Ring
Explanation
The Joke
The comic is presented in two panels. In the first, we see a shadowy silhouette of a person contorting their body in what appears to be an attempt to bite their own tail or form a ring shape with their body. The person is muttering: "Just a little more flexible. Yes. There we are. Hips up. Yes. If I can pull this off I'll never need a partner again. I'll be a complete... a complete... huh. Huh."
The second panel, captioned "Many years later," shows a classroom or lecture setting where a teacher explains: "...and the story goes that August Kekule discovered the structure of benzene while imagining a snake biting its own tail."
The Humor
The comic sets up a deliberately misleading first panel. The shadowy silhouette and the dialogue about flexibility, not needing a partner, and becoming "complete" strongly implies a sexual act of self-gratification. The reader is led to assume the person is attempting something salacious. The punchline completely recontextualizes the scene: it was actually the famous chemist August Kekule having his eureka moment about the ring structure of benzene, inspired by a vision of a snake biting its own tail (the ouroboros). The "huh" moment is him realizing the molecule is circular.

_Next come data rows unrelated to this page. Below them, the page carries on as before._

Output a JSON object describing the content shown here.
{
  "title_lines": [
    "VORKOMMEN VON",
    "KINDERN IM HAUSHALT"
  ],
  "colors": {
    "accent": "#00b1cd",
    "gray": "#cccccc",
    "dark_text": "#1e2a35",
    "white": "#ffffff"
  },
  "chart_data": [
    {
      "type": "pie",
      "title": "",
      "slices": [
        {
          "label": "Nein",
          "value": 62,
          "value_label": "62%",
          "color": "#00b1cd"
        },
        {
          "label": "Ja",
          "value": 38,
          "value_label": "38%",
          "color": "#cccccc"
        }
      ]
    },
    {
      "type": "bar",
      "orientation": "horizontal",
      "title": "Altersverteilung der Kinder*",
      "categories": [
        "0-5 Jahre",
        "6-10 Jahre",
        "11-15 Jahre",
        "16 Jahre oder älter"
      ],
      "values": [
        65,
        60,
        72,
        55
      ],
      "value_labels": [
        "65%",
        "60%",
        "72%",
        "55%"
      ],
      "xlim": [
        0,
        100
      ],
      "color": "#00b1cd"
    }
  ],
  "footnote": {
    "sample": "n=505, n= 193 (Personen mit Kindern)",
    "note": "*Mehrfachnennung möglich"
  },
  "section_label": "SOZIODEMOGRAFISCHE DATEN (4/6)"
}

The misdirection is the primary comedic engine here. Weiner sets up expectations in one direction and then pulls the rug out with a wholesome (if eccentric) scientific anecdote. The joke works on two levels: the bait-and-switch itself, and the absurd image of Kekule physically trying to form a ring shape with his own body to understand molecular structure.
References
August Kekule (1829-1896) was a German organic chemist who is credited with discovering the ring structure of benzene (C6H6). He famously claimed that the idea came to him in a daydream of a snake seizing its own tail, an image known as the ouroboros. This story, whether literally true or apocryphal, is one of the most famous anecdotes in the history of chemistry. The ouroboros itself is an ancient symbol depicting a serpent eating its own tail, representing cyclicality and self-reference.